Before you introduce window functions, aggregating data in SQL means using the GROUP BY statement to map to aggregate functions. Working well in many situations, such as aggregating data that requires regular data to be condensed, use a group query in a join subquery.

But the window function is defined in sql:2003, which has been implemented in many mainstream databases. Window functions can aggregate data on a result set, but they are not grouped. In fact, each window function has its own, separate partition by statement, which is too TM for the display report.

To use a window function:

Make SQL easier to read (but no GROUP BY statement professional in subqueries)

Improve performance, like relational database management systems to make it easier to optimize window functions

Workaround:

When you use the GROUP BY statement in a subquery, consider repeatedly whether you can use the window function to do so.

 9. Indirect ordering using memory

The SQL ORDER BY statement supports many types of expressions, including case statements, which are useful for indirect sorting. You may not be able to sort data in Java memory again, because you'll want to:

SQL Sort is slow

SQL sort cannot be done

Processing method:

If you sort any SQL data in memory, think twice about whether you can't sort in the database. This is useful for database paging data.

 10. Inserting a large number of records into one article

JDBC "understands" batch processing (batch), you should not forget it. Do not use INSERT statements to access thousands of records in one entry or another (because) each time a new PreparedStatement object is created. If all of your records are inserted into the same table, create an INSERT batch statement with one SQL statement and a collection of values attached. You may need to commit to a certain amount of insert records to make sure that the undo log is small and thin, depending on your database and database settings.

Processing method:

Always use batches to insert large amounts of data.

Contact Us

The content source of this page is from Internet, which doesn't represent Alibaba Cloud's opinion; products and services mentioned on that page don't have any relationship with Alibaba Cloud. If the content of the page makes you feel confusing, please write us an email, we will handle the problem within 5 days after receiving your email.

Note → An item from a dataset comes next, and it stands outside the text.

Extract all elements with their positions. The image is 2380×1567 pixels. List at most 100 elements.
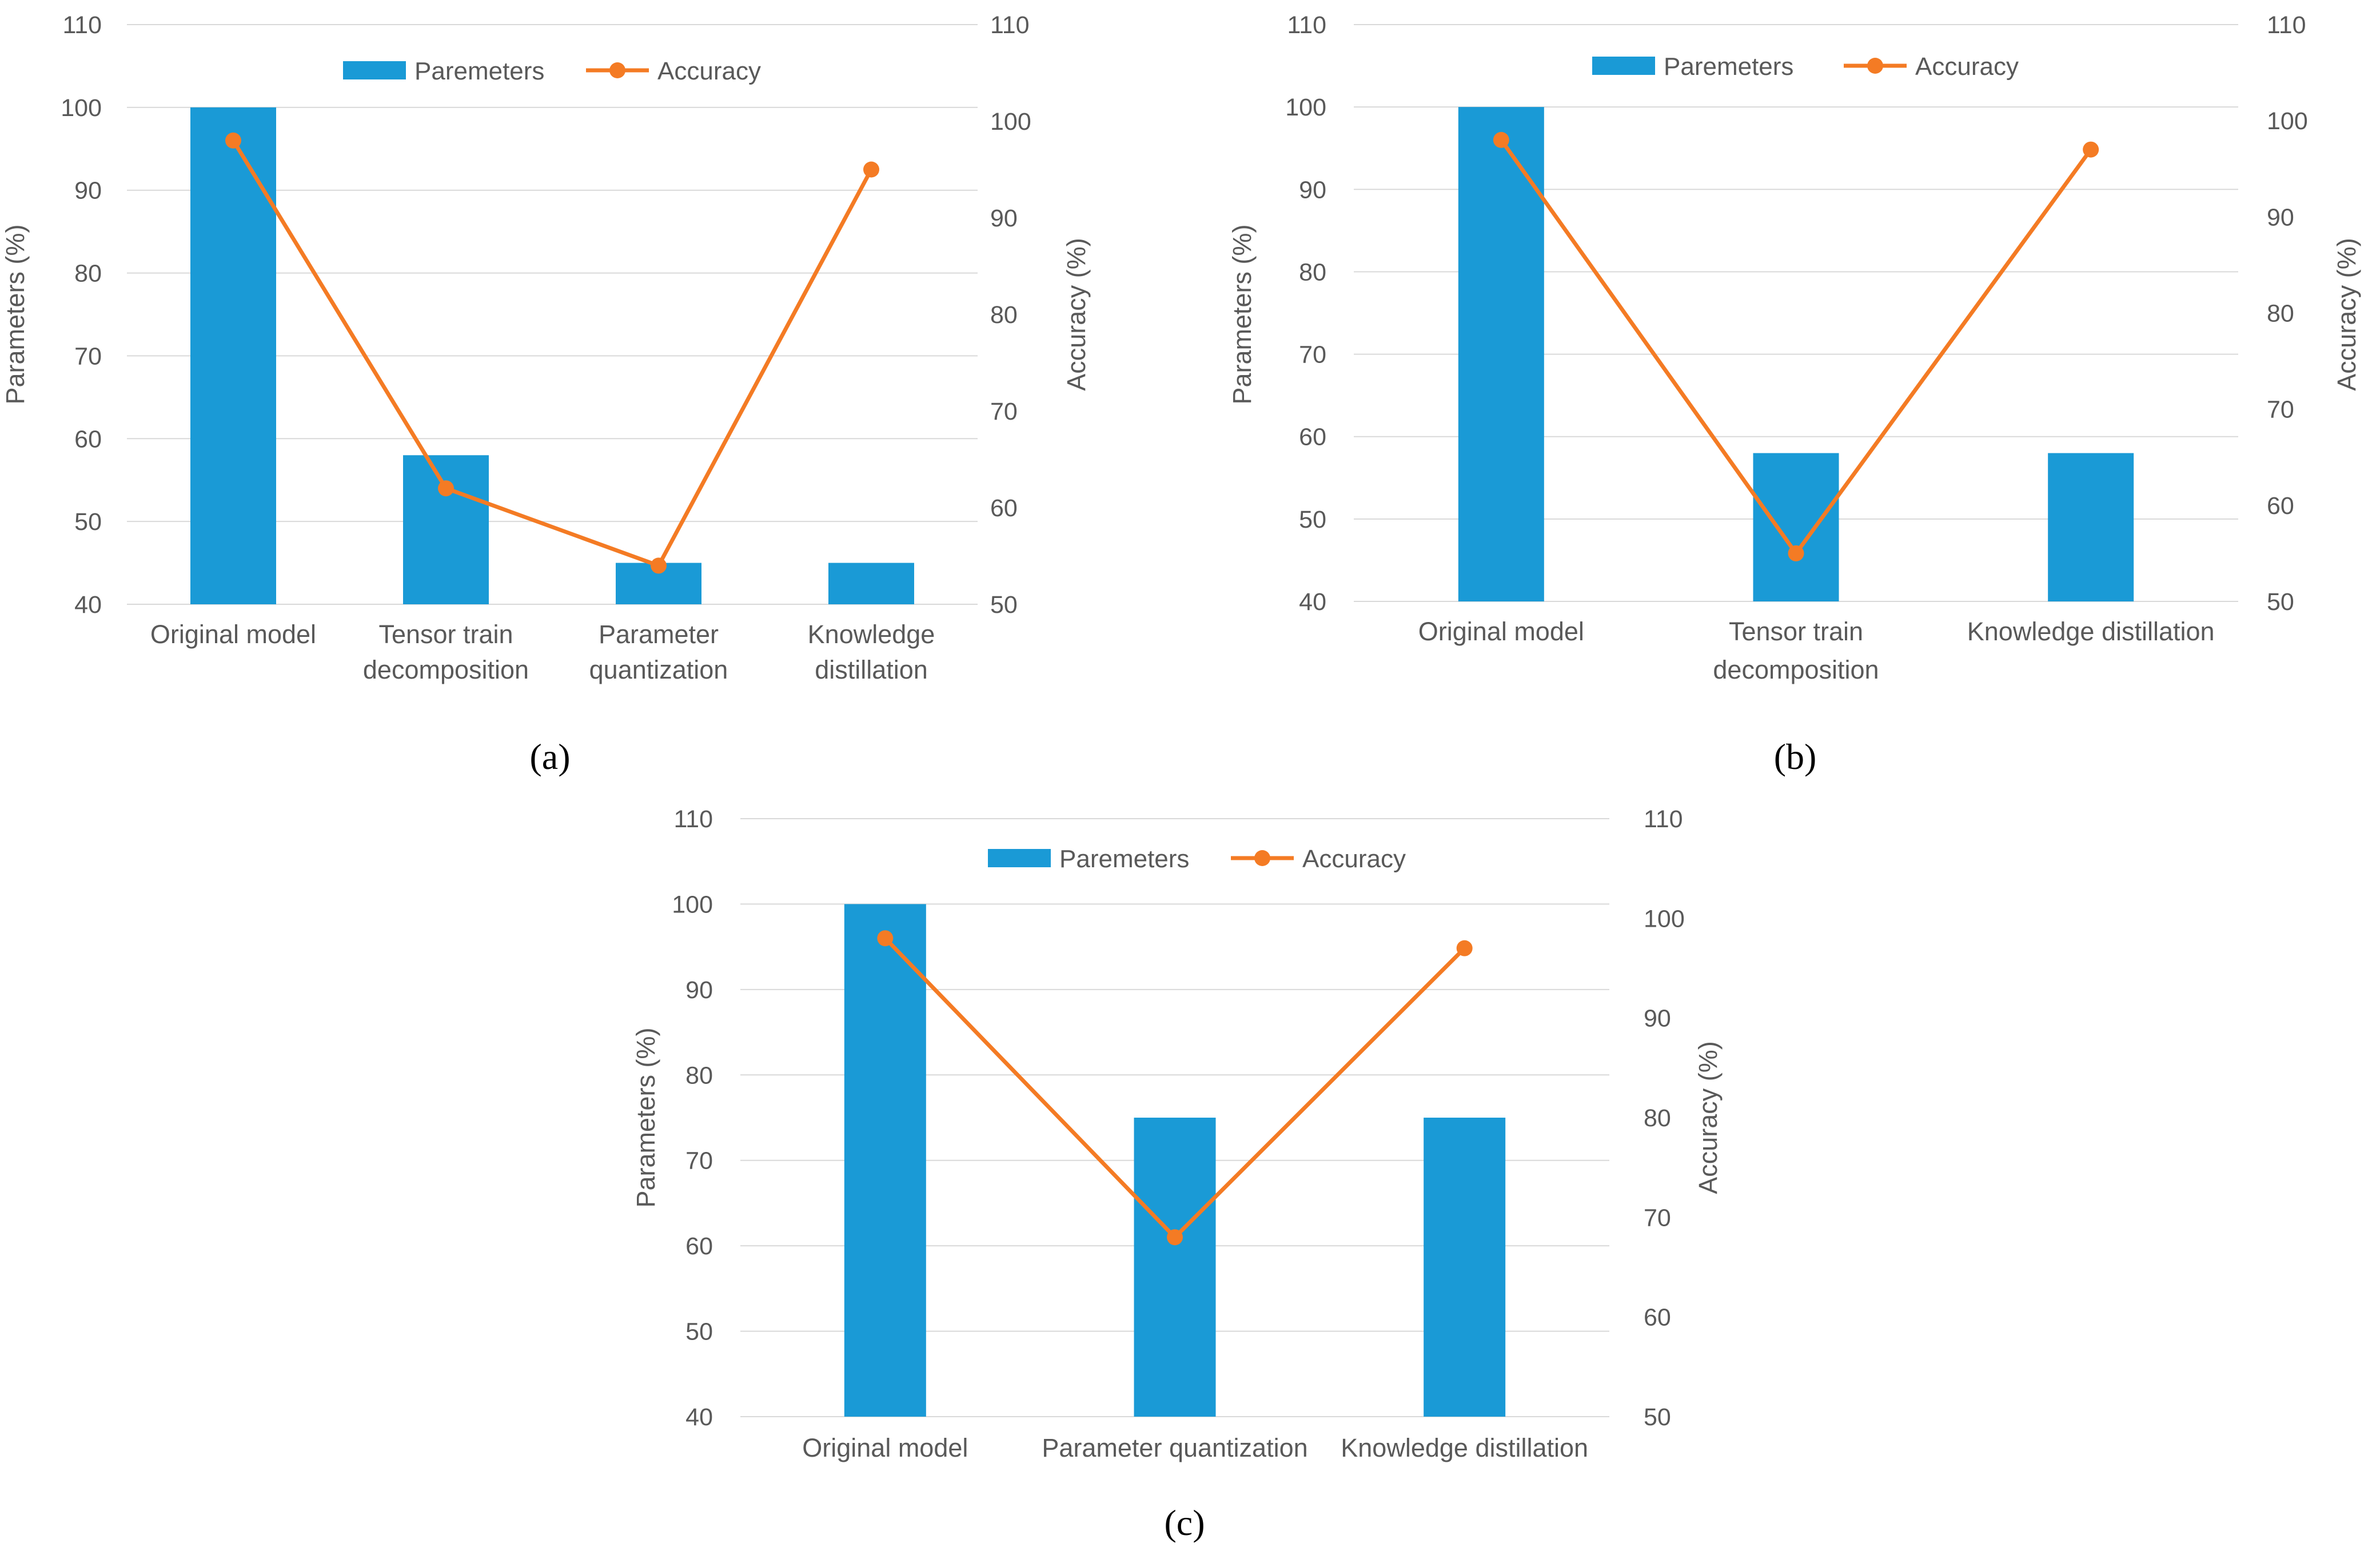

If you find any instances of plagiarism from the community, please send an email to: info-contact@alibabacloud.com and provide relevant evidence. A staff member will contact you within 5 working days.

A Free Trial That Lets You Build Big!

Start building with 50+ products and up to 12 months usage for Elastic Compute Service

  • Sales Support

    1 on 1 presale consultation

  • After-Sales Support

    24/7 Technical Support 6 Free Tickets per Quarter Faster Response

  • Alibaba Cloud offers highly flexible support services tailored to meet your exact needs.